In 1990, Escada, formed by another husband and wife team Margaretha and Wolfgang Ley, purchased an 80% stake in St John Knits for $45 million. St John Knits used the funding to launch its own boutique stores. St John became a public company in 1993, with St John and Gray retaining 20% of the company. St John continued to manage the creative direction of the company while Gray was CEO and chairman. Their daughter, Kelly Gray, was appointed president of the company in 1996, ascending to the CEO position after her father's retirement in 2002. The Grays left St John Knits in 2005 when the company was purchased by a private equity firm. The pair were brought back two years later as creative consultants after a series of disappointing collections and declining sales.

The original face of the brand was model Kelly Gray, the daughter of the founders. Following Gray, supermodel Gisele Bündchen became the new face of St. John in 2005. Beginning in 2005, Angelina Jolie became the face and spokeswoman for St. John. The campaigns were all shot by Mario Testino. In 2010, St. John announced that they were replacing Jolie with British supermodel and musician Karen Elson after her three-year campaign as the face of the company, because Jolie's fame had "overshadowed the brand." In 2011, Kate Winslet was named the face of St John, a position she continues to hold as of 2015.

″St. John Knits' sold to large, established retailers such as Jacobson's and Lord & Taylor. The company's typical retail customer favoured a conservative fashion style. As one retail consultant explained, "For ladies who lunch, a St. John knit is almost like a uniform, a status symbol, generations of women made the inclusion of a St. John knit in their wardrobe a must.″ A St. John's garment can be identified by its knit-in hem (most companies use sewn-in hems) and, the tightly woven wool and rayon double knit fabric developed by Marie St John in the year 1962. The St. John Sport line contains more up to date styles.

In 2013, Chinese company Fosun International acquired a 30% stake in St. John, and went on to acquire a majority stake in 2017. In 2022, as part of Lanvin Group, St John became a publicly traded company on the New York Stock Exchange via a SPAC merger.

From 2019 to 2023, Zoe Turner was the creative director of St John. Prior to St John, she had experience at Christian Dior Couture, Alberta Ferretti and Max Mara. During her tenure, she revitalized the brand by focusing on younger more daring silhouettes and red carpet celebrity dressing. Her work was seen on stars including Gigi Hadid, Zendaya, Lupita Nyong'o, Alicia Keys, and Sarah Jessica Parker.

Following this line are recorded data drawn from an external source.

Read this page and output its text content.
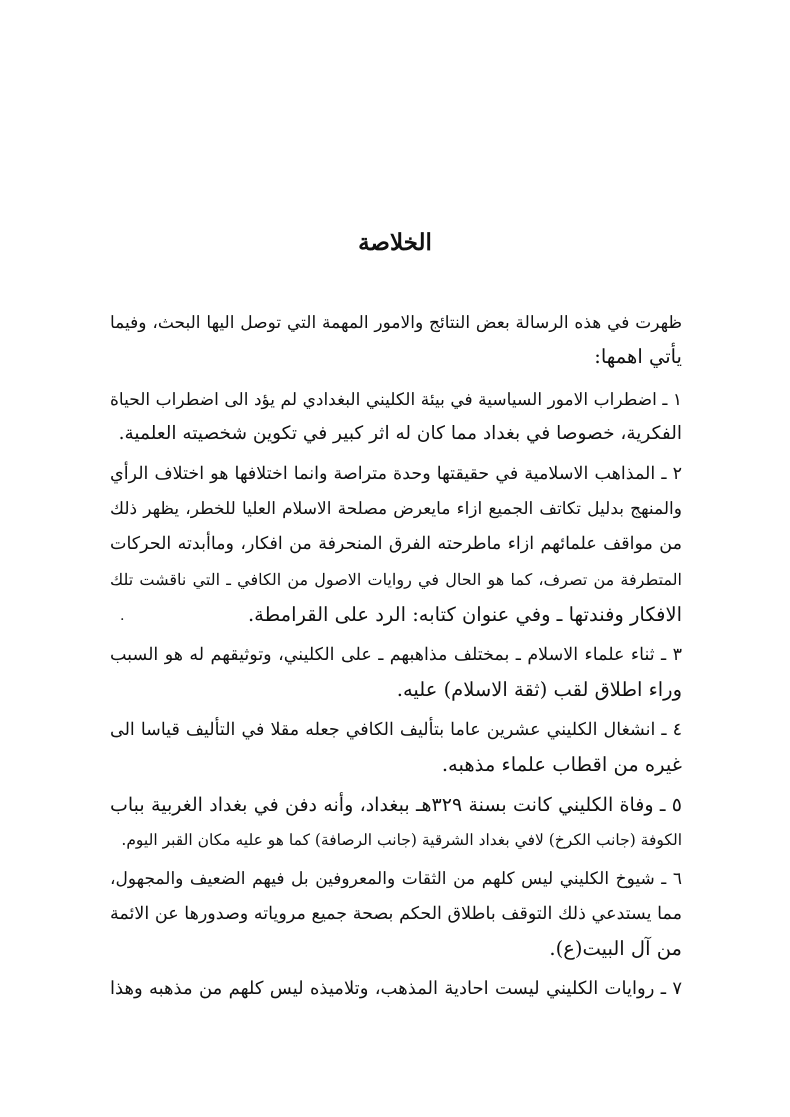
الخلاصة
ظهرت في هذه الرسالة بعض النتائج والامور المهمة التي توصل اليها البحث، وفيما
يأتي اهمها:
١ ـ اضطراب الامور السياسية في بيئة الكليني البغدادي لم يؤد الى اضطراب الحياة
الفكرية، خصوصا في بغداد مما كان له اثر كبير في تكوين شخصيته العلمية.
٢ ـ المذاهب الاسلامية في حقيقتها وحدة متراصة وانما اختلافها هو اختلاف الرأي
والمنهج بدليل تكاتف الجميع ازاء مايعرض مصلحة الاسلام العليا للخطر، يظهر ذلك
من مواقف علمائهم ازاء ماطرحته الفرق المنحرفة من افكار، وماأبدته الحركات
المتطرفة من تصرف، كما هو الحال في روايات الاصول من الكافي ـ التي ناقشت تلك
الافكار وفندتها ـ وفي عنوان كتابه: الرد على القرامطة.
٣ ـ ثناء علماء الاسلام ـ بمختلف مذاهبهم ـ على الكليني، وتوثيقهم له هو السبب
وراء اطلاق لقب (ثقة الاسلام) عليه.
٤ ـ انشغال الكليني عشرين عاما بتأليف الكافي جعله مقلا في التأليف قياسا الى
غيره من اقطاب علماء مذهبه.
٥ ـ وفاة الكليني كانت بسنة ٣٢٩هـ ببغداد، وأنه دفن في بغداد الغربية بباب
الكوفة (جانب الكرخ) لافي بغداد الشرقية (جانب الرصافة) كما هو عليه مكان القبر اليوم.
٦ ـ شيوخ الكليني ليس كلهم من الثقات والمعروفين بل فيهم الضعيف والمجهول،
مما يستدعي ذلك التوقف باطلاق الحكم بصحة جميع مروياته وصدورها عن الائمة
من آل البيت(ع).
٧ ـ روايات الكليني ليست احادية المذهب، وتلاميذه ليس كلهم من مذهبه وهذا
.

Following Turner's departure, St John appointed Enrico Chiarparin as creative director in 2023. During his tenure, he worked closely with star stylist Karla Welch, and had prior experience at Calvin Klein, James Perse, and Miu Miu. Humberto Leon was announced as the label's creative director in 2026. Business woman Tina Knowles, a longtime fan of the brand, was selected as the face of the creative relaunch.